Lalor John P, Wu Hao, Yu Hong
University of Massachusetts, MA, USA.
Boston College, MA, USA.
Proc Conf Empir Methods Nat Lang Process. 2016 Nov;2016:648-657. doi: 10.18653/v1/d16-1062.
Evaluation of NLP methods requires testing against a previously vetted gold-standard test set and reporting standard metrics (accuracy/precision/recall/F1). The current assumption is that all items in a given test set are equal with regards to difficulty and discriminating power. We propose Item Response Theory (IRT) from psychometrics as an alternative means for gold-standard test-set generation and NLP system evaluation. IRT is able to describe characteristics of individual items - their difficulty and discriminating power - and can account for these characteristics in its estimation of human intelligence or ability for an NLP task. In this paper, we demonstrate IRT by generating a gold-standard test set for Recognizing Textual Entailment. By collecting a large number of human responses and fitting our IRT model, we show that our IRT model compares NLP systems with the performance in a human population and is able to provide more insight into system performance than standard evaluation metrics. We show that a high accuracy score does not always imply a high IRT score, which depends on the item characteristics and the response pattern.

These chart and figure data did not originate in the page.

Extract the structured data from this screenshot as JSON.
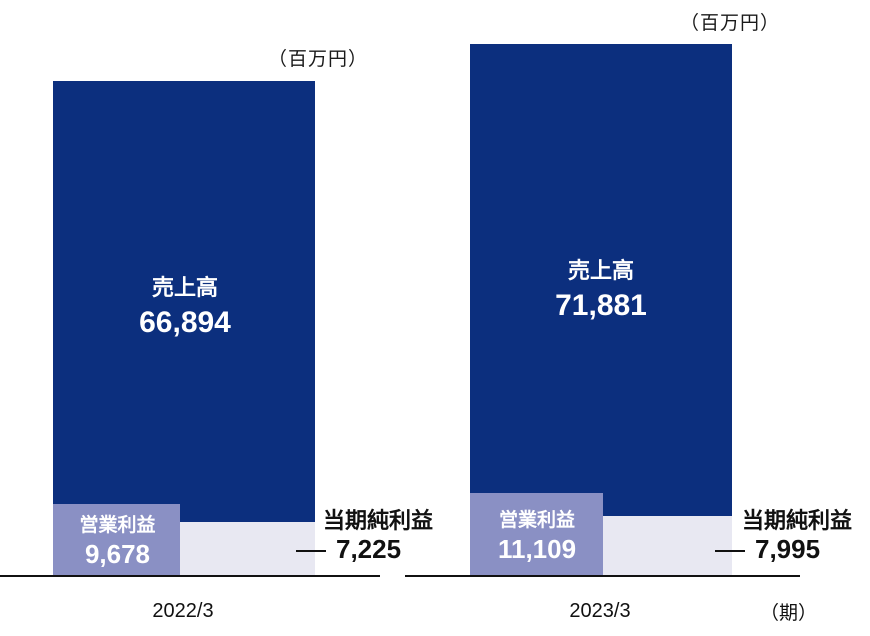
{
  "unit_label": "（百万円）",
  "period_label": "（期）",
  "chart_data": {
    "type": "bar",
    "categories": [
      "2022/3",
      "2023/3"
    ],
    "series": [
      {
        "name": "売上高",
        "values": [
          66894,
          71881
        ],
        "display": [
          "66,894",
          "71,881"
        ]
      },
      {
        "name": "当期純利益",
        "values": [
          7225,
          7995
        ],
        "display": [
          "7,225",
          "7,995"
        ]
      },
      {
        "name": "営業利益",
        "values": [
          9678,
          11109
        ],
        "display": [
          "9,678",
          "11,109"
        ]
      }
    ],
    "colors": {
      "sales": "#0c2f7e",
      "net_income": "#e8e8f2",
      "operating_income": "#8a90c4"
    },
    "title": "",
    "xlabel": "",
    "ylabel": "",
    "legend": "none",
    "grid": false
  }
}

对自然语言处理(NLP)方法的评估需要对照预先审核的黄金标准测试集进行测试,并报告标准指标(准确率/精确率/召回率/F1值)。当前的假设是,给定测试集中的所有项目在难度和区分能力方面都是相同的。我们提出将心理测量学中的项目反应理论(IRT)作为生成黄金标准测试集和评估NLP系统的另一种方法。IRT能够描述单个项目的特征——它们的难度和区分能力——并且在估计NLP任务中的人类智能或能力时能够考虑这些特征。在本文中,我们通过为文本蕴含识别生成一个黄金标准测试集来演示IRT。通过收集大量人类回答并拟合我们的IRT模型,我们表明我们的IRT模型将NLP系统与人类群体中的表现进行比较,并且能够比标准评估指标更深入地洞察系统性能。我们表明,高准确率分数并不总是意味着高IRT分数,这取决于项目特征和回答模式。